А.Р.: Литература обнаруживает колоссальные возможности, прежде всего, для упомянутого тобой эстетического осмысления политического. Более того, литература, как жанр, тяготеющий к одиночеству и рефлексии, как раз и позволяет смотреть на эти вопросы без необходимости моментального обмена информацией с окружающими (сегодня – почти принудительного). И как написание, так и чтение книг остаётся одним из немногих укрытий от поверхностного восприятия явлений – своеобразным пристанищем интроверта. В этом, кстати, кардинальное отличие предложенного тобой в книге «Литература 2.0» нового типа критики от того общения, которое я выше назвал «интерактивной» ступенью массового общества. Потому что критика как интеракция с произведением не способна состояться без подобного рода «одинокой рефлексии», которую Лорка называл голосом, вырывающимся из хора природы. Но одновременно нужно заметить, что говоря о политических мифах, я подразумевал, прежде всего, сферу идеологии. Если же брать всё пространство социального, то оно, разумеется, отнюдь не ограничено идеологическими рамками. И тогда само понятие мифа обнаруживает бесконечную многозначность – прекрасное и великое здесь способно оборачиваться гнуснейшей подлостью, как хтонические духи, не отождествляемые с добрым или злым началом. Поэтому то, что интересовало Батая, вообще сложно рассматривать внутри оппозиции политическое/неполитическое. Замечу только, что «суверен» Батая – это непременный прорыв идеологически-коммуникативной поверхности, указание на то, что находится за её пределами. Вспомним другую хрестоматийную цитату: «Человек есть нечто, что нужно превзойти. Что сделали вы, чтобы превзойти его?» Тот же трансгрессивный жест интересовал, например, покончившего с собой Рене Кревеля – писателя, увы, почти не известного в России.
А.Ч.: Боюсь, что никакого нового типа критики я не предлагал, всего лишь констатировал, что критика фиксирует трехсторонний акт коммуникации – критика, читателя и (даже) писателя. Мне эта констатация видится вполне очевидной, так что никакого открытия, копирайта тут нет.
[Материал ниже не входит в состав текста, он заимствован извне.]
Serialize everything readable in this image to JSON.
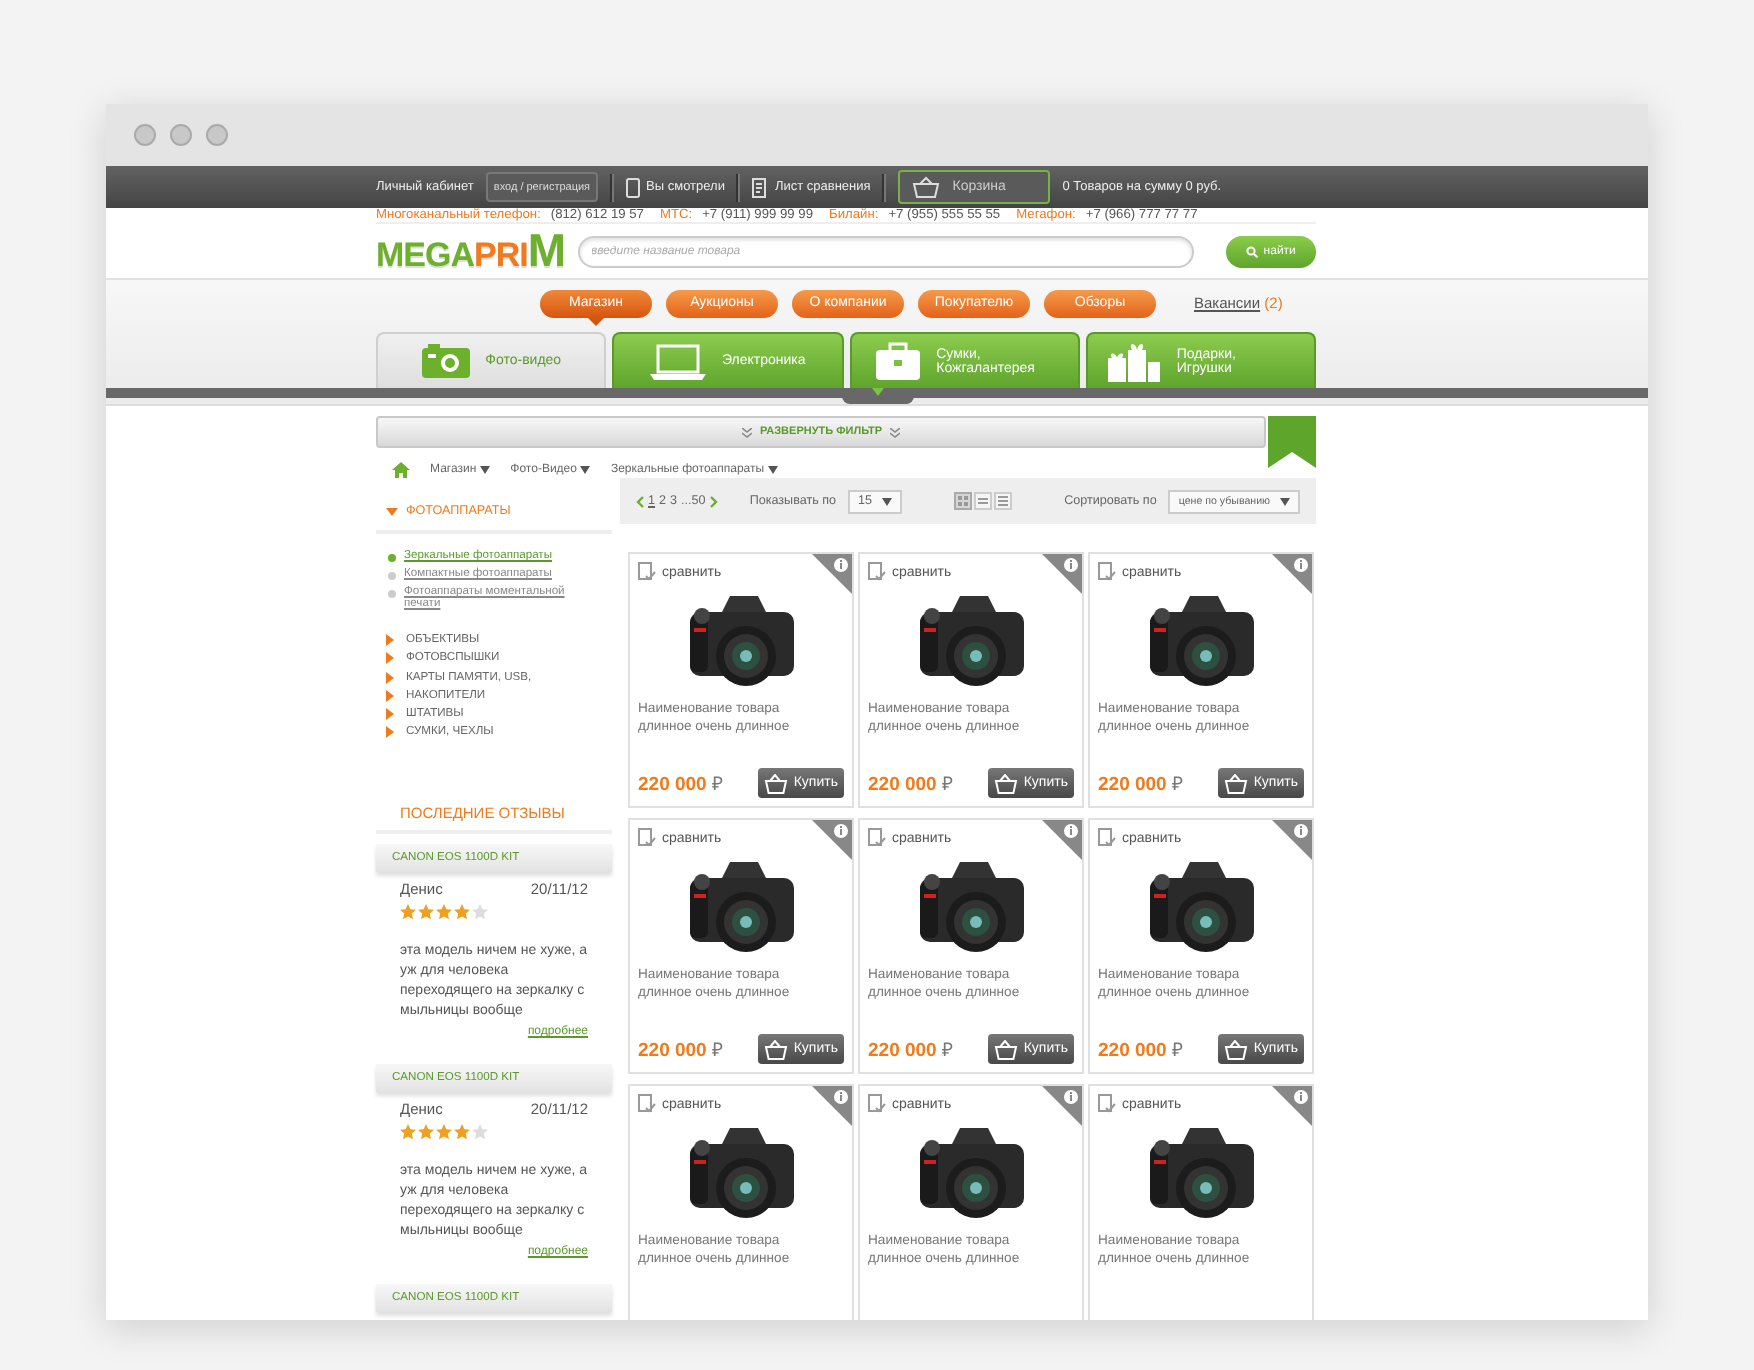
{
  "top_bar": {
    "account_label": "Личный кабинет",
    "login_button": "вход / регистрация",
    "viewed_link": "Вы смотрели",
    "compare_link": "Лист сравнения",
    "cart_button": "Корзина",
    "cart_summary": "0 Товаров на сумму 0 руб."
  },
  "phones": [
    {
      "label": "Многоканальный телефон:",
      "number": "(812) 612 19 57"
    },
    {
      "label": "МТС:",
      "number": "+7 (911) 999 99 99"
    },
    {
      "label": "Билайн:",
      "number": "+7 (955) 555 55 55"
    },
    {
      "label": "Мегафон:",
      "number": "+7 (966) 777 77 77"
    }
  ],
  "logo": [
    {
      "text": "MEGA",
      "color": "#6cb02c"
    },
    {
      "text": "PRI",
      "color": "#f07a1c"
    },
    {
      "text": "M",
      "color": "#6cb02c"
    }
  ],
  "search": {
    "placeholder": "введите название товара",
    "button": "найти"
  },
  "nav": [
    {
      "label": "Магазин",
      "selected": true
    },
    {
      "label": "Аукционы",
      "selected": false
    },
    {
      "label": "О компании",
      "selected": false
    },
    {
      "label": "Покупателю",
      "selected": false
    },
    {
      "label": "Обзоры",
      "selected": false
    }
  ],
  "vacancies": {
    "label": "Вакансии",
    "count": "(2)"
  },
  "categories": [
    {
      "label": "Фото-видео",
      "kind": "camera",
      "selected": true
    },
    {
      "label": "Электроника",
      "kind": "laptop",
      "selected": false
    },
    {
      "label": "Сумки, Кожгалантерея",
      "kind": "bag",
      "selected": false
    },
    {
      "label": "Подарки, Игрушки",
      "kind": "gift",
      "selected": false
    }
  ],
  "filter_toggle": "РАЗВЕРНУТЬ ФИЛЬТР",
  "breadcrumbs": [
    "Магазин",
    "Фото-Видео",
    "Зеркальные фотоаппараты"
  ],
  "sidebar": {
    "heading": "ФОТОАППАРАТЫ",
    "subcategories": [
      {
        "label": "Зеркальные фотоаппараты",
        "selected": true
      },
      {
        "label": "Компактные фотоаппараты",
        "selected": false
      },
      {
        "label": "Фотоаппараты моментальной печати",
        "selected": false
      }
    ],
    "categories": [
      "ОБЪЕКТИВЫ",
      "ФОТОВСПЫШКИ",
      "КАРТЫ ПАМЯТИ, USB,",
      "НАКОПИТЕЛИ",
      "ШТАТИВЫ",
      "СУМКИ, ЧЕХЛЫ"
    ],
    "reviews_heading": "ПОСЛЕДНИЕ ОТЗЫВЫ",
    "reviews": [
      {
        "product": "CANON EOS 1100D KIT",
        "author": "Денис",
        "date": "20/11/12",
        "stars": 4,
        "text": "эта модель ничем не хуже, а уж для человека переходящего на зеркалку с мыльницы вообще",
        "more": "подробнее"
      },
      {
        "product": "CANON EOS 1100D KIT",
        "author": "Денис",
        "date": "20/11/12",
        "stars": 4,
        "text": "эта модель ничем не хуже, а уж для человека переходящего на зеркалку с мыльницы вообще",
        "more": "подробнее"
      },
      {
        "product": "CANON EOS 1100D KIT"
      }
    ]
  },
  "toolbar": {
    "pages": [
      {
        "label": "1",
        "selected": true
      },
      {
        "label": "2",
        "selected": false
      },
      {
        "label": "3",
        "selected": false
      },
      {
        "label": "...50",
        "selected": false
      }
    ],
    "per_page_label": "Показывать по",
    "per_page": "15",
    "views": [
      {
        "kind": "grid",
        "selected": true
      },
      {
        "kind": "list",
        "selected": false
      },
      {
        "kind": "table",
        "selected": false
      }
    ],
    "sort_label": "Сортировать по",
    "sort_value": "цене по убыванию"
  },
  "products": [
    {
      "compare": "сравнить",
      "name": "Наименование товара длинное очень длинное",
      "price": "220 000",
      "currency": "₽",
      "buy": "Купить"
    },
    {
      "compare": "сравнить",
      "name": "Наименование товара длинное очень длинное",
      "price": "220 000",
      "currency": "₽",
      "buy": "Купить"
    },
    {
      "compare": "сравнить",
      "name": "Наименование товара длинное очень длинное",
      "price": "220 000",
      "currency": "₽",
      "buy": "Купить"
    },
    {
      "compare": "сравнить",
      "name": "Наименование товара длинное очень длинное",
      "price": "220 000",
      "currency": "₽",
      "buy": "Купить"
    },
    {
      "compare": "сравнить",
      "name": "Наименование товара длинное очень длинное",
      "price": "220 000",
      "currency": "₽",
      "buy": "Купить"
    },
    {
      "compare": "сравнить",
      "name": "Наименование товара длинное очень длинное",
      "price": "220 000",
      "currency": "₽",
      "buy": "Купить"
    },
    {
      "compare": "сравнить",
      "name": "Наименование товара длинное очень длинное"
    },
    {
      "compare": "сравнить",
      "name": "Наименование товара длинное очень длинное"
    },
    {
      "compare": "сравнить",
      "name": "Наименование товара длинное очень длинное"
    }
  ]
}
В связи же с максимой Ницше мне вспомнился сейчас Галковский – в «Бесконечном тупике», утверждая, что человек произошел (должен был произойти) от сверхчеловека, он тем самым демонстрировал скепсис к настоящему, отсылая все потенции к прошлому. С литературой более или менее ясно, а как ты занимаешься этими вопросами в музыке, на той же сцене (сначала с группой «Кафтан смеха», а сейчас – с проектом «Шёпот»), где у тебя происходит не просто концерт (хотя рок сам по себе трансгрессивен – вспомним хотя бы моррисоновское «Break on through to the Other Side»), а театрализованное, синкретическое действо? А если мы вспомним трансгрессивные идеи, которыми наделял театр в XX веке Арто (который присутствует и в твоем новом романе «Пустырь» – я имею в виду «беспощадный театр», тело без органов, крюотическо-трансгрессивное действо юродивого Игоши в церкви и т. д.), то площадка оказывается вполне благодатной…
А.Р.: Интересующийся проблемой знака рано или поздно осознает, что только сценическое действие способно мгновенно указать на её многосмысленность и необъятность. Полтора года назад был издан трёхчасовой альбом «Расслоение», который стал своеобразной иллюстрацией этих изысканий. Когда всё только начиналось, я быстро почувствовал, что, провозглашая прямой контакт с архетипом, мы наступаем на грабли сюрреалистов, ведь прорыв в «чистое бессознательное» всегда рискует обернуться увязанием на уровне семиотики и идеологии. И тогда появляется потребность в том самом осмыслении политического[49]. Конечно, эта задача не была единственной, но неслучайно мой роман «Прелюдия. Homo innatus», фрагменты которого составили основу этой сценической программы, часто прочитывался именно как манифест экзистенциального нерождения – крик неспособного к выходу на «ту сторону». Кстати, если вспоминать Арто (вот уж к кому подходит «Повешенный» из колоды Таро!), мне кажется, что театр для него был вовсе не панацеей, но закономерным итогом исследования двойственности знаков, которую он обнаружил ещё на стадии первых поэтических опытов.
А.Ч.: Да, Арто и уподобляет себя «Повешенному» в «Новых откровениях бытия». А Виктор Лапицкий в статье о «Диане и Бафомете» Клоссовски, по-моему, очень хорошо сформулировал, что для Арто театр служит «в первую очередь средством компенсации исходной неполноценности слова, вполне уместного „только в начале“ и „только у Бога“».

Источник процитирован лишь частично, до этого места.